DataBiosphere / toil

A scalable, efficient, cross-platform (Linux/macOS) and easy-to-use workflow engine in pure Python.
http://toil.ucsc-cgl.org/.
Apache License 2.0
896 stars 241 forks source link

toil-cwl-runner with workDir still using default temporary directory #1897

Closed wdesouza closed 5 months ago

wdesouza commented 7 years ago

I am testing toil-cwl-runner with --workDir parameter to avoid temporary files in /tmp directory but it is not working. Toil still writes temporary files at /tmp directory. Is it possible to instruct Toil to write all temporary and cached files in user specified directory?

Command line:

mkdir /home/welliton/tmp
toil-cwl-runner --outdir /home/welliton/results --logFile logs.txt --workDir /home/welliton/tmp workflow.cwl inputs.yml

Toil version: 3.11.0

┆Issue is synchronized with this Jira Story ┆Issue Number: TOIL-206

joelarmstrong commented 7 years ago

Grepping around the toil source code it does look like there are still a few files in /tmp created by toil itself. But there shouldn't be many of them, and they should be pretty small.

How big are these files? They might be created by your CWL workflow rather than Toil itself.

You could try setting the environment variable TMPDIR=/home/welliton/tmp before running: that should force everything to go to the directory you want.

wdesouza commented 7 years ago

I am processing multiple FASTQ files (total size 54 GB) using Docker containers. CWL file: https://github.com/labbcb/tool-rqc/blob/master/Rqc.cwl

First Toil created the directory /tmp/tmpwzXyvO/ with 56 GB. Then, Toil created the directory /home/welliton/tmp/toil-f0b247e8-b6b8-4fda-995e-09ff3f10988f-a8c12647ed20e97601dcb817551088b8 with 54 GB. I guess Toil is copping input files twice before executing workflow step. After completed, Toil deleted both temporary directories.

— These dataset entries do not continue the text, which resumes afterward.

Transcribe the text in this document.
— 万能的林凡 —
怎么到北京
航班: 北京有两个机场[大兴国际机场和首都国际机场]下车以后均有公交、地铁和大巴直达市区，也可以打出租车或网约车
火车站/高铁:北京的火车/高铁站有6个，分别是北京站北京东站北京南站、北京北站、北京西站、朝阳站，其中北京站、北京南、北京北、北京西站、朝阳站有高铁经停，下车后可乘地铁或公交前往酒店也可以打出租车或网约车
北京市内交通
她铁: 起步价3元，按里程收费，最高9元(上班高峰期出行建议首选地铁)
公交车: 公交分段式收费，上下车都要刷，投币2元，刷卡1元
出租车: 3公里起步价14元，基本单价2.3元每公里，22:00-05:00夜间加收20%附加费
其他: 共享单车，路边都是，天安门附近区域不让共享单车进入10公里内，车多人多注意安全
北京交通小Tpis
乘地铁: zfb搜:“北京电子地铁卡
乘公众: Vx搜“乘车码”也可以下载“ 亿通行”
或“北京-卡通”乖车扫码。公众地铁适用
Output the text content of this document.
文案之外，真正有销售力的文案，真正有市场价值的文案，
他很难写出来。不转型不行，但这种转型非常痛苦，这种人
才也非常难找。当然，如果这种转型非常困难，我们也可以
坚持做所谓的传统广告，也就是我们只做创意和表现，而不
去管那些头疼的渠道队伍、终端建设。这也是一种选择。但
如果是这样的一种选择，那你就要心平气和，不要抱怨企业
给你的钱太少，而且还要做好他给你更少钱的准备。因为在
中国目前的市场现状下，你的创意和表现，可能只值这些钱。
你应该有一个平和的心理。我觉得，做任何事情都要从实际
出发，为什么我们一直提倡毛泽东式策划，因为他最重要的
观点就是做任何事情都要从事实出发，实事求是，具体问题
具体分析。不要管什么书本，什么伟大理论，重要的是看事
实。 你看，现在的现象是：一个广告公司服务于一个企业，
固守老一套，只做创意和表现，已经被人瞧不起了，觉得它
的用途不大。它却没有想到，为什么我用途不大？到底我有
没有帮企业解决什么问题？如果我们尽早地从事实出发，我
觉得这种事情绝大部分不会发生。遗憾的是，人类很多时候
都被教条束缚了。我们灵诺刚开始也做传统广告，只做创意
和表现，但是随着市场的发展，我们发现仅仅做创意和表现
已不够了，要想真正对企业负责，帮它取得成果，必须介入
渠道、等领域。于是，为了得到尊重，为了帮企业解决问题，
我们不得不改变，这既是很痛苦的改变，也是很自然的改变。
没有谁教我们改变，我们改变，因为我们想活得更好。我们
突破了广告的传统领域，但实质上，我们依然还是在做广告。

I tested with environment variable but Toil still creates temporary directory in /tmp.

mr-c commented 7 years ago

@Welliton309 If Toil is using hardlinks then it might not be making whole new copies

wdesouza commented 7 years ago

@mr-c I have used the commands du -hcs <dir> and df -h. I noticed this behavior because Toil failed with error message "no free disk space". I had to clean up /tmp and run workflow again. I my case the /home directory is in different partition and there is more free disk space than /tmp.

mr-c commented 7 years ago

@Welliton309 Okay -- I suspected you had checked but I wanted to be sure.

brucehoff commented 6 years ago

We encountered this problem as well. To repro, use this .cwl 'tool' that prints the current directory:

#!/usr/bin/env cwl-runner
#
#  This sample workflow simply prints the current directory
#
cwlVersion: v1.0
class: CommandLineTool
baseCommand: pwd
inputs: []

stdout: stdout.txt

outputs:
  - id: stdout
    type: File
    outputBinding:
      glob: stdout.txt

Run

toil-cwl-runner pwd.cwl

Result is a file stdout.txt containing the path to the default temp dir. We should be able to override it with:

toil-cwl-runner --workDir /some/other/path pwd.cwl

however the path in stdout.txt is the same.

On one platform it works to define env variables TMP, TEMP, TMPDIR to the desired path, but this workaround doesn't work universally.

unito-bot commented 5 months ago

➤ Adam Novak commented:

We don’t think that this is still likely to be a problem, but we’ll check since we’re revising workdir selection for another issue.

stxue1 commented 5 months ago

We encountered this problem as well. To repro, use this .cwl 'tool' that prints the current directory:

#!/usr/bin/env cwl-runner
#
#  This sample workflow simply prints the current directory
#
cwlVersion: v1.0
class: CommandLineTool
baseCommand: pwd
inputs: []

stdout: stdout.txt

outputs:
  - id: stdout
    type: File
    outputBinding:
      glob: stdout.txt

Run

toil-cwl-runner pwd.cwl

Result is a file stdout.txt containing the path to the default temp dir. We should be able to override it with:

toil-cwl-runner --workDir /some/other/path pwd.cwl

however the path in stdout.txt is the same.

On one platform it works to define env variables TMP, TEMP, TMPDIR to the desired path, but this workaround doesn't work universally.

Seems like this is no longer an issue: Running toil-cwl-runner --workDir test_subdir pwd.cwl: My stdout.txt outputs:

/home/heaucques/Documents/toil-examples/test_subdir/toilwf-a4200ceea6145dc0abb756e6f4516be9/c578/job/tmpxd5xlrrv/tmp-outc3gxkh0a
unito-bot commented 5 months ago

➤ Adam Novak commented:

stxue says this is no longer a problem.